Ezilen Kürtle savaş mı? Yokuz! Emperyalist ABD ile savaş mı? En önde oluruz! (03-11-2007)

Birincisi, bütün Ortadoğu halklarında olduğu gibi Türk halkında da 2003 Irak savaşından beri var olan Amerikan düşmanlığını Kürtlere saldırmak için bir manivela olarak kullanmak. İkincisi, Türkiye’yi kaybediyorum korkusuna kapılacağı umulan ABD’yi yola getirerek Kürtlere saldırırken onun sadece onayını değil desteğini de almak. Yoksa ABD’ye karşı gerçek bir tavır almak onların sözlüklerinde yok. Öyle olsa önce Afganistan ve Lübnan’dan Türk askerini çeker, Irak halkını katlederken lojistik desteğinin % 70’ini Türkiye üzerinden alan ABD’yi cezalandırmak için İncirlik’i gündeme getirirlerdi. Onlar sevgili “büyük müttefik”lerine uyarı yapıyorlar, halk da sokaklarda ABD’ye karşı mücadele ettiğini sanıp Kürtlere karşı düşmanlık yapıyor.
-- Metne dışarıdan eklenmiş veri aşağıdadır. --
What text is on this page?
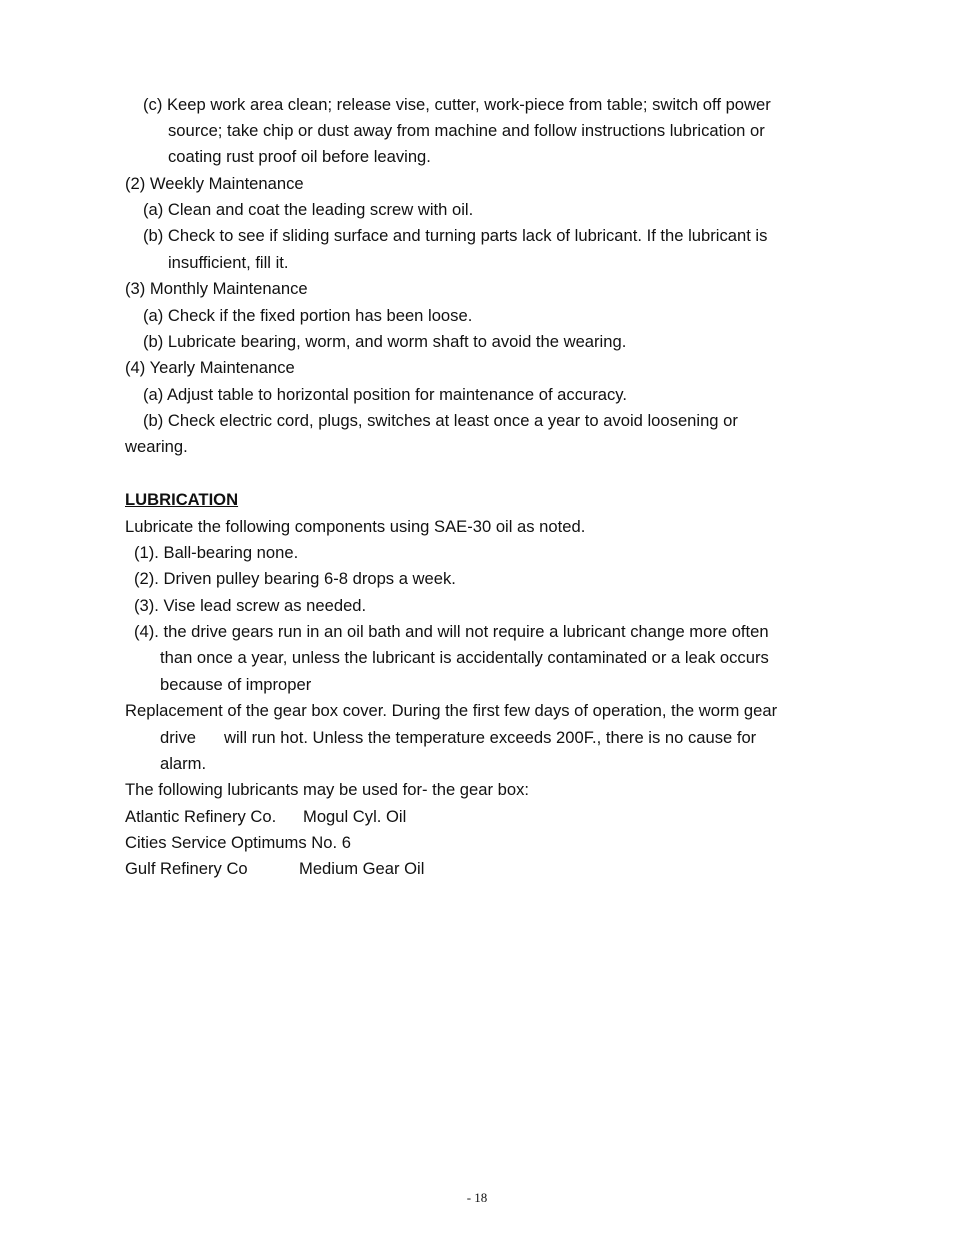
(c) Keep work area clean; release vise, cutter, work-piece from table; switch off power
source; take chip or dust away from machine and follow instructions lubrication or
coating rust proof oil before leaving.
(2) Weekly Maintenance
(a) Clean and coat the leading screw with oil.
(b) Check to see if sliding surface and turning parts lack of lubricant. If the lubricant is
insufficient, fill it.
(3) Monthly Maintenance
(a) Check if the fixed portion has been loose.
(b) Lubricate bearing, worm, and worm shaft to avoid the wearing.
(4) Yearly Maintenance
(a) Adjust table to horizontal position for maintenance of accuracy.
(b) Check electric cord, plugs, switches at least once a year to avoid loosening or
wearing.
LUBRICATION
Lubricate the following components using SAE-30 oil as noted.
(1). Ball-bearing none.
(2). Driven pulley bearing 6-8 drops a week.
(3). Vise lead screw as needed.
(4). the drive gears run in an oil bath and will not require a lubricant change more often
than once a year, unless the lubricant is accidentally contaminated or a leak occurs
because of improper
Replacement of the gear box cover. During the first few days of operation, the worm gear
drive will run hot. Unless the temperature exceeds 200F., there is no cause for
alarm.
The following lubricants may be used for- the gear box:
Atlantic Refinery Co. Mogul Cyl. Oil
Cities Service Optimums No. 6
Gulf Refinery Co	Medium Gear Oil
- 18
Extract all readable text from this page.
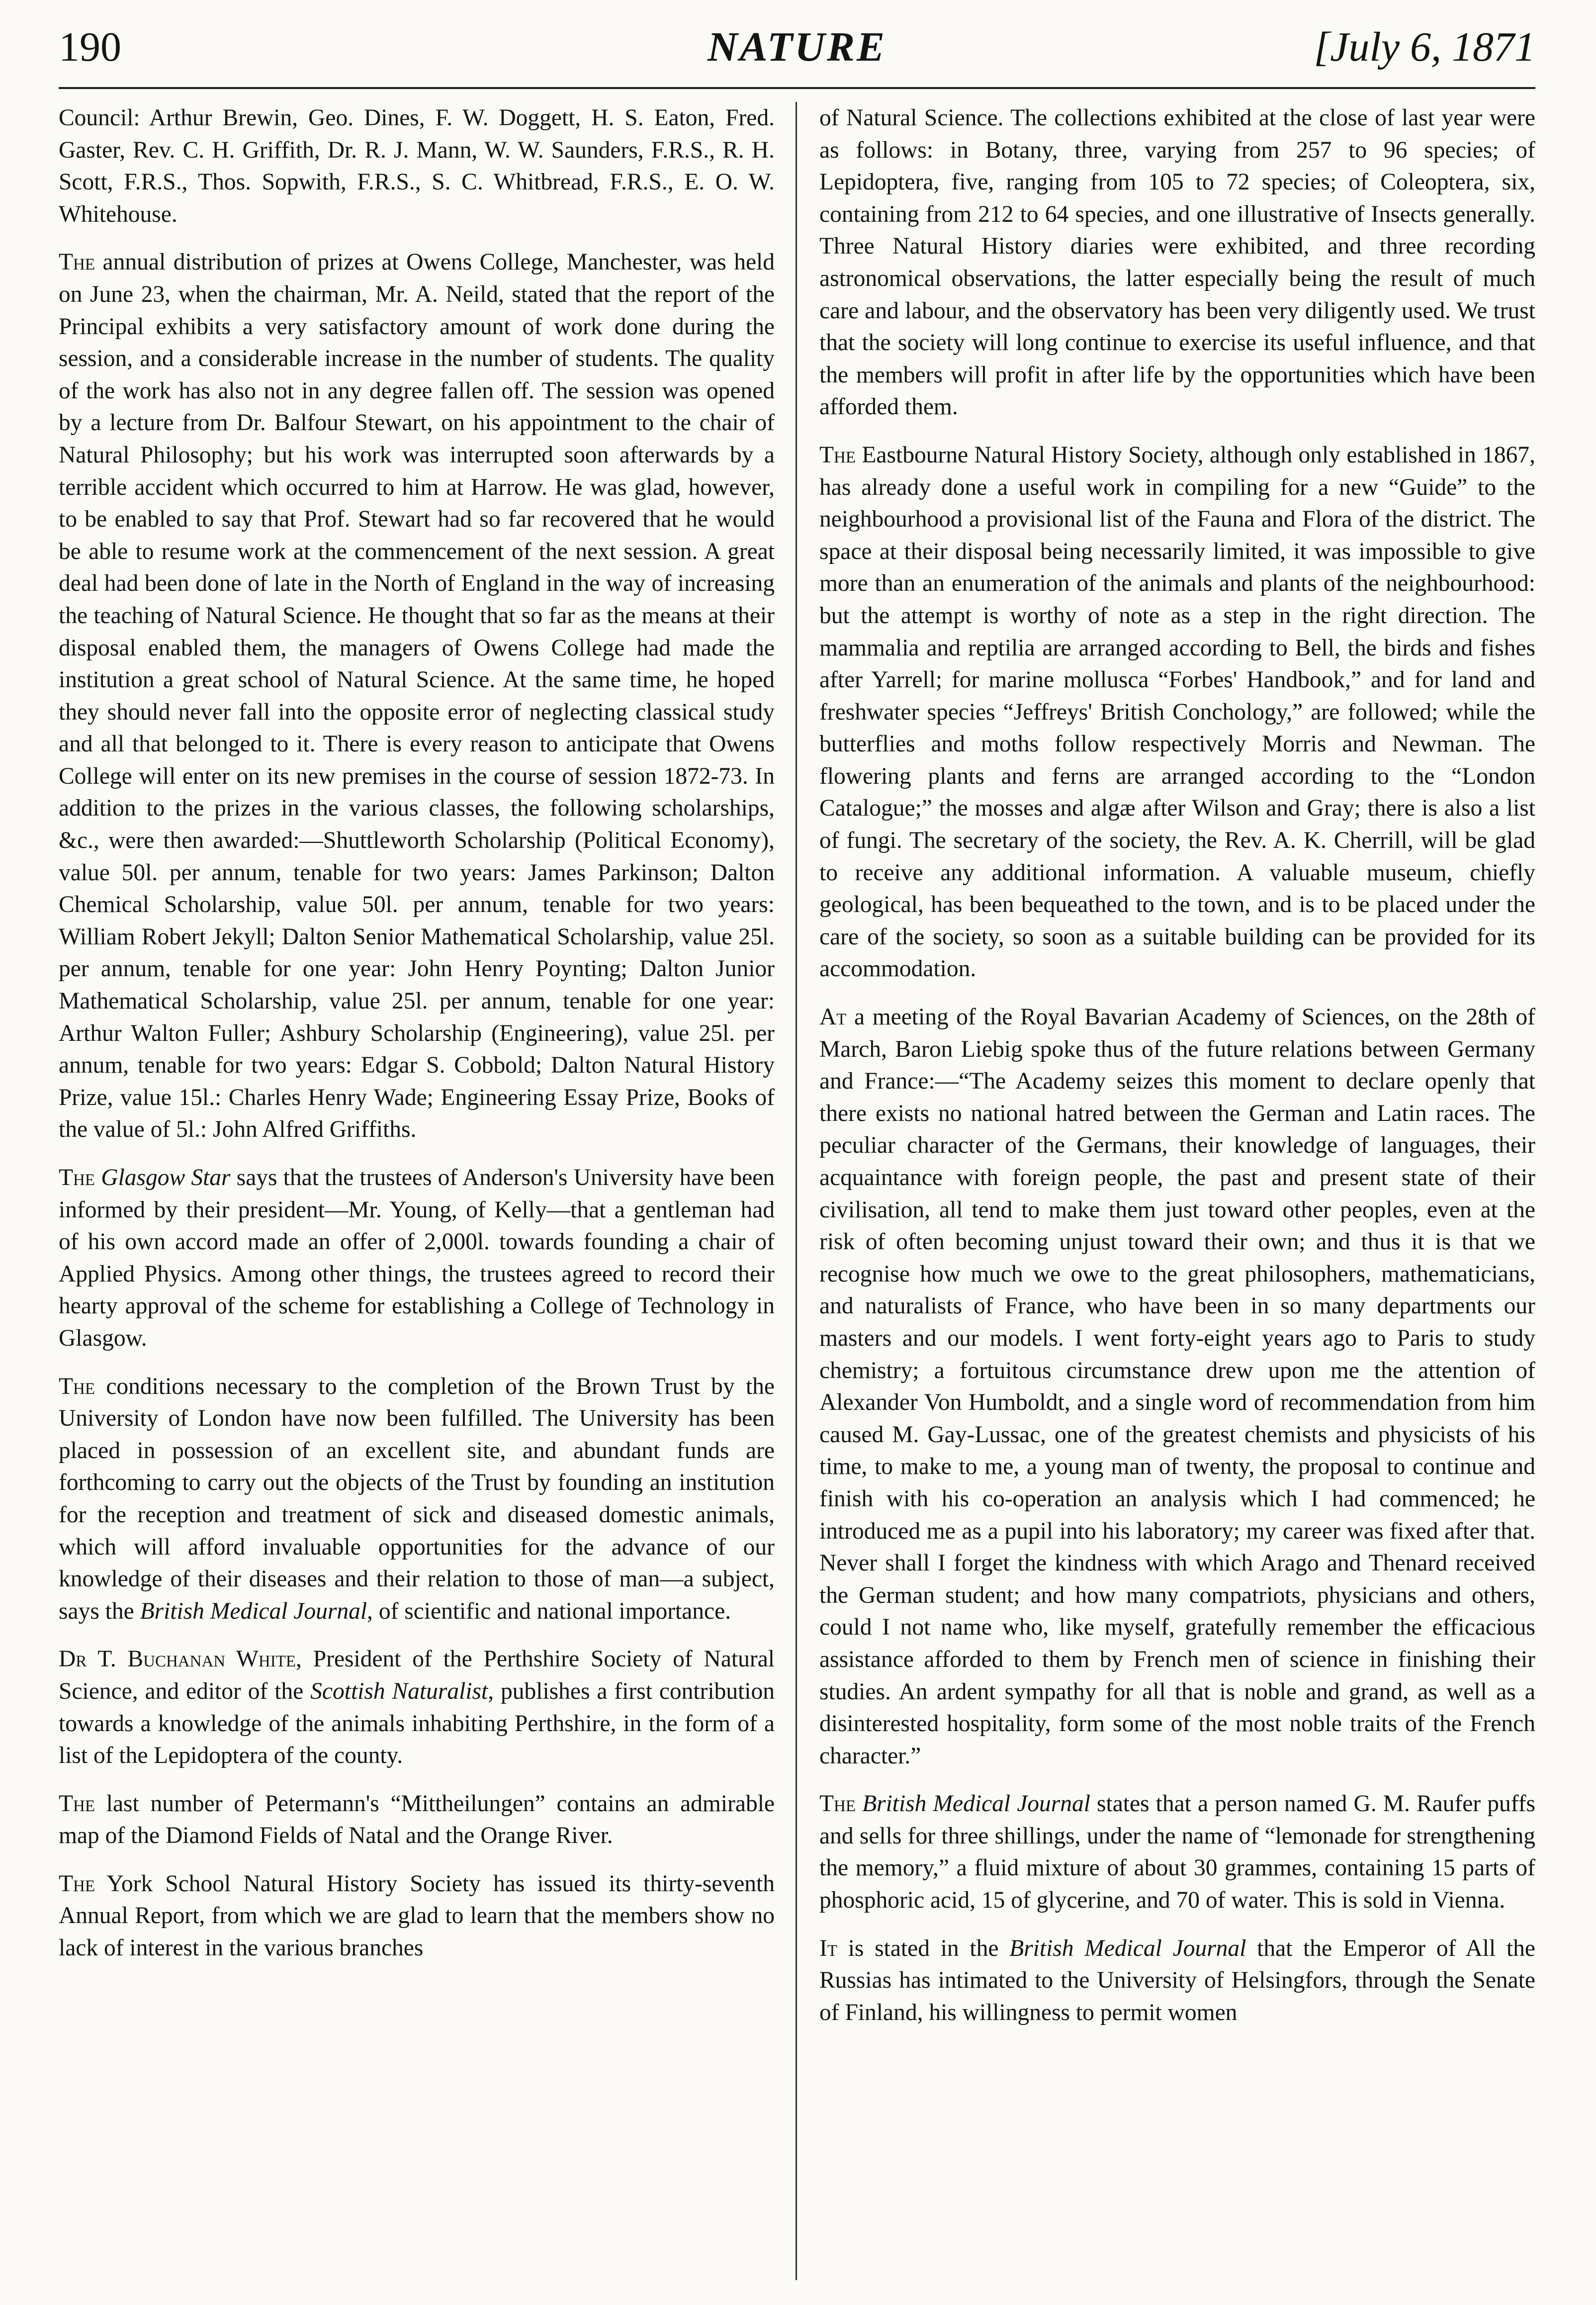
190	NATURE	[July 6, 1871

Council: Arthur Brewin, Geo. Dines, F. W. Doggett, H. S. Eaton, Fred. Gaster, Rev. C. H. Griffith, Dr. R. J. Mann, W. W. Saunders, F.R.S., R. H. Scott, F.R.S., Thos. Sopwith, F.R.S., S. C. Whitbread, F.R.S., E. O. W. Whitehouse.

The annual distribution of prizes at Owens College, Manchester, was held on June 23, when the chairman, Mr. A. Neild, stated that the report of the Principal exhibits a very satisfactory amount of work done during the session, and a considerable increase in the number of students. The quality of the work has also not in any degree fallen off. The session was opened by a lecture from Dr. Balfour Stewart, on his appointment to the chair of Natural Philosophy; but his work was interrupted soon afterwards by a terrible accident which occurred to him at Harrow. He was glad, however, to be enabled to say that Prof. Stewart had so far recovered that he would be able to resume work at the commencement of the next session. A great deal had been done of late in the North of England in the way of increasing the teaching of Natural Science. He thought that so far as the means at their disposal enabled them, the managers of Owens College had made the institution a great school of Natural Science. At the same time, he hoped they should never fall into the opposite error of neglecting classical study and all that belonged to it. There is every reason to anticipate that Owens College will enter on its new premises in the course of session 1872-73. In addition to the prizes in the various classes, the following scholarships, &c., were then awarded:—Shuttleworth Scholarship (Political Economy), value 50l. per annum, tenable for two years: James Parkinson; Dalton Chemical Scholarship, value 50l. per annum, tenable for two years: William Robert Jekyll; Dalton Senior Mathematical Scholarship, value 25l. per annum, tenable for one year: John Henry Poynting; Dalton Junior Mathematical Scholarship, value 25l. per annum, tenable for one year: Arthur Walton Fuller; Ashbury Scholarship (Engineering), value 25l. per annum, tenable for two years: Edgar S. Cobbold; Dalton Natural History Prize, value 15l.: Charles Henry Wade; Engineering Essay Prize, Books of the value of 5l.: John Alfred Griffiths.

The Glasgow Star says that the trustees of Anderson's University have been informed by their president—Mr. Young, of Kelly—that a gentleman had of his own accord made an offer of 2,000l. towards founding a chair of Applied Physics. Among other things, the trustees agreed to record their hearty approval of the scheme for establishing a College of Technology in Glasgow.

The conditions necessary to the completion of the Brown Trust by the University of London have now been fulfilled. The University has been placed in possession of an excellent site, and abundant funds are forthcoming to carry out the objects of the Trust by founding an institution for the reception and treatment of sick and diseased domestic animals, which will afford invaluable opportunities for the advance of our knowledge of their diseases and their relation to those of man—a subject, says the British Medical Journal, of scientific and national importance.

Dr T. Buchanan White, President of the Perthshire Society of Natural Science, and editor of the Scottish Naturalist, publishes a first contribution towards a knowledge of the animals inhabiting Perthshire, in the form of a list of the Lepidoptera of the county.

The last number of Petermann's “Mittheilungen” contains an admirable map of the Diamond Fields of Natal and the Orange River.

The York School Natural History Society has issued its thirty-seventh Annual Report, from which we are glad to learn that the members show no lack of interest in the various branches

of Natural Science. The collections exhibited at the close of last year were as follows: in Botany, three, varying from 257 to 96 species; of Lepidoptera, five, ranging from 105 to 72 species; of Coleoptera, six, containing from 212 to 64 species, and one illustrative of Insects generally. Three Natural History diaries were exhibited, and three recording astronomical observations, the latter especially being the result of much care and labour, and the observatory has been very diligently used. We trust that the society will long continue to exercise its useful influence, and that the members will profit in after life by the opportunities which have been afforded them.

The Eastbourne Natural History Society, although only established in 1867, has already done a useful work in compiling for a new “Guide” to the neighbourhood a provisional list of the Fauna and Flora of the district. The space at their disposal being necessarily limited, it was impossible to give more than an enumeration of the animals and plants of the neighbourhood: but the attempt is worthy of note as a step in the right direction. The mammalia and reptilia are arranged according to Bell, the birds and fishes after Yarrell; for marine mollusca “Forbes' Handbook,” and for land and freshwater species “Jeffreys' British Conchology,” are followed; while the butterflies and moths follow respectively Morris and Newman. The flowering plants and ferns are arranged according to the “London Catalogue;” the mosses and algæ after Wilson and Gray; there is also a list of fungi. The secretary of the society, the Rev. A. K. Cherrill, will be glad to receive any additional information. A valuable museum, chiefly geological, has been bequeathed to the town, and is to be placed under the care of the society, so soon as a suitable building can be provided for its accommodation.

At a meeting of the Royal Bavarian Academy of Sciences, on the 28th of March, Baron Liebig spoke thus of the future relations between Germany and France:—“The Academy seizes this moment to declare openly that there exists no national hatred between the German and Latin races. The peculiar character of the Germans, their knowledge of languages, their acquaintance with foreign people, the past and present state of their civilisation, all tend to make them just toward other peoples, even at the risk of often becoming unjust toward their own; and thus it is that we recognise how much we owe to the great philosophers, mathematicians, and naturalists of France, who have been in so many departments our masters and our models. I went forty-eight years ago to Paris to study chemistry; a fortuitous circumstance drew upon me the attention of Alexander Von Humboldt, and a single word of recommendation from him caused M. Gay-Lussac, one of the greatest chemists and physicists of his time, to make to me, a young man of twenty, the proposal to continue and finish with his co-operation an analysis which I had commenced; he introduced me as a pupil into his laboratory; my career was fixed after that. Never shall I forget the kindness with which Arago and Thenard received the German student; and how many compatriots, physicians and others, could I not name who, like myself, gratefully remember the efficacious assistance afforded to them by French men of science in finishing their studies. An ardent sympathy for all that is noble and grand, as well as a disinterested hospitality, form some of the most noble traits of the French character.”

The British Medical Journal states that a person named G. M. Raufer puffs and sells for three shillings, under the name of “lemonade for strengthening the memory,” a fluid mixture of about 30 grammes, containing 15 parts of phosphoric acid, 15 of glycerine, and 70 of water. This is sold in Vienna.

It is stated in the British Medical Journal that the Emperor of All the Russias has intimated to the University of Helsingfors, through the Senate of Finland, his willingness to permit women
Bir de Baykal gibi ağzından çıkanı kulağı duymayanlar var. Dağlıca olayından sonra Baykal “Türkiye bir örtülü savaş karşısındadır” dedi. “Örtülü savaş” diyen, “PKK’nin savaşı aslında başka bir büyük gücün Türkiye’ye karşı verdiği bir savaştır” demek istiyordur. Kim bu büyük güç? Barzani mi, Irak mı? Güldürmeyin insanı! Baykal bu sözüyle “ABD Türkiye’ye savaş açmıştır”dan başka bir şey demiş olamaz. ABD Türkiye’ye savaş açmışsa, ABD’ye karşı ilk savaşan biz oluruz. Hodri meydan! Ne duruyorsun Baykal! Hükümete dönüp “ABD’yle savaş” desene! Savaşın üzerinde örtü varsa örtüyü kaldırsana! Bak biz açıkça söylüyoruz: Mazlum Kürtle savaşmaya karşıyız, ABD ile savaşa çağrı çıkarıyoruz!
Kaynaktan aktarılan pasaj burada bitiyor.